In addition to being our music teacher, Mrs. Smith also assisted with the school bands. She had a real love for music, something that she tried to pass on to all her students. Her passion for music was balanced with a no-nonsense attitude, which made her a brilliant teacher – at least in my mind.
In high school, I was introduced to the tenor saxophone and became part of the concert band. The majority of my time was spent playing support to our talented altos, and I didn’t mind it at all. It meant that I could afford to be a little lax with my practice because all I really had to do was perform simple, fluid combinations of notes that were never designed to be heard above the other instruments.
The band played concerts and eisteddfods, competitions were won and lost and all the while I continued to cruise through the whole experience. Much like life, however, the concert band can be an unpredictable creature and there came a time when I faced a significant challenge. One of the songs that had been chosen for the band was “Wipeout” by the Surfaris and I was to play the most important part.
I took the music home and proceeded to completely freak out. I practiced as best I could but knew I needed more before I could do justice to the tune and the band.
When we started practice the next week, things began well enough. We played through our opening pieces successfully and I felt somewhat ready for a run-through of our signature tune. Of course, when life wants to test you it never does half a job. I may have been ok if I had been able to remain seated like everyone else. Instead, our conductor told me to stand up so that I could best perform my solo through better posture.
Nerves overwhelmed me. I stood up as the band began to play. I took the mouthpiece between my now parched lips and began to blow. Stricken with panic, my fingers spasmed over keys as the sound of a dying goose emanated from the bell of the instrument. Things went from bad to worse as I struggled through my solo and as the conductor called the band to a halt, I gave in to embarrassment as decided to quit the band.
It was at this moment that Mrs. Smith stepped in. We took a short recess and she guided me outside. She asked me about my practicing and I sputtered out that I had practiced but I couldn’t do it. I told her that I was no good and that I wanted to quit the band. They would be able to find someone to replace me easily enough.
For the look I got from her, she may as well have slapped me across the face. Mrs. Smith shook her head and spoke simply, her calm voice reeling in my sense of failure and replacing it with some common sense and compassion.
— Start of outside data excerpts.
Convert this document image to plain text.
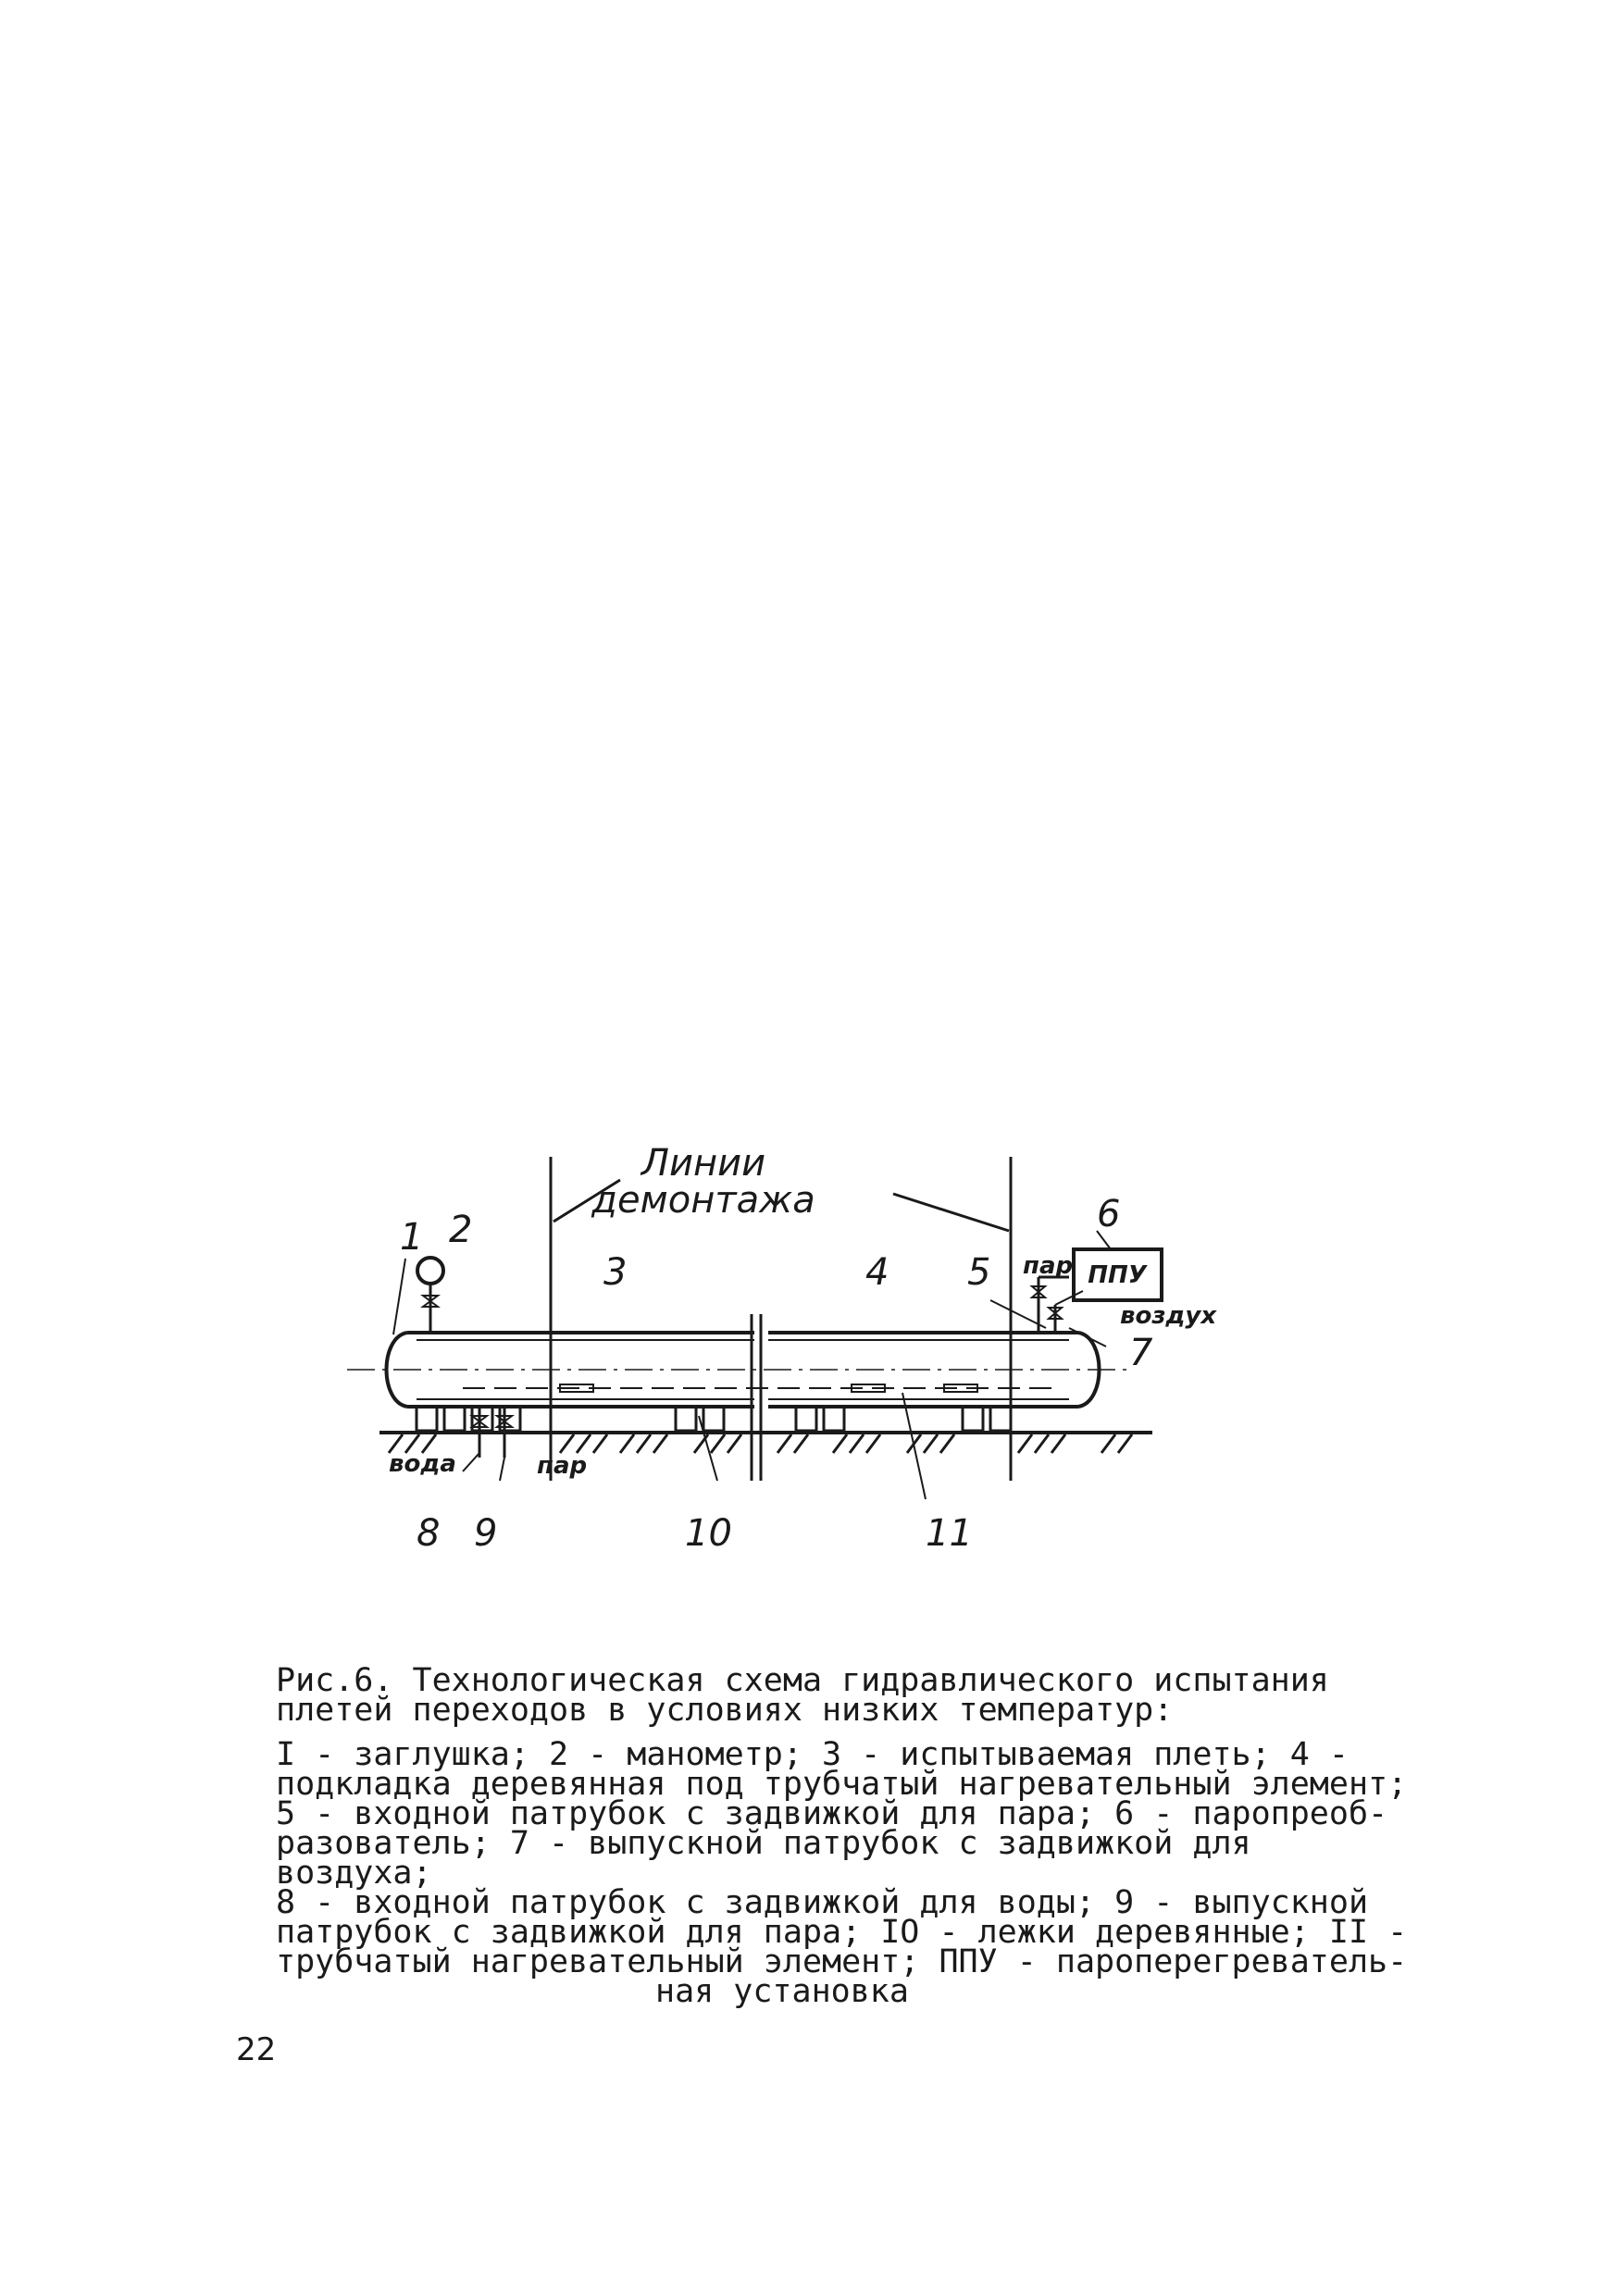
Линии
демонтажа
1 2
3	4 5
6
7
8 9	10	11
пар
воздух
вода	пар
ППУ

Рис.6. Технологическая схема гидравлического испытания
плетей переходов в условиях низких температур:

I - заглушка; 2 - манометр; 3 - испытываемая плеть; 4 -
подкладка деревянная под трубчатый нагревательный элемент;
5 - входной патрубок с задвижкой для пара; 6 - паропреоб-
разователь; 7 - выпускной патрубок с задвижкой для воздуха;
8 - входной патрубок с задвижкой для воды; 9 - выпускной
патрубок с задвижкой для пара; IO - лежки деревянные; II -
трубчатый нагревательный элемент; ППУ - пароперегреватель-

ная установка

22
I had always pressured myself to be the best and on occasions where I was put on the spot I always faltered. Mrs. Smith told me that all I needed to do was keep practicing. To relax, try again and not to worry about what everyone else was doing or thinking.
I did just that. I practiced that piece until I could almost do it blindfolded. We rocked the Eisteddfod that year.
I never took the time to thank Mrs. Smith for her support in that crucial moment, but I walked away from the experience armed with the knowledge that even though I will occasionally fail – it’s okay.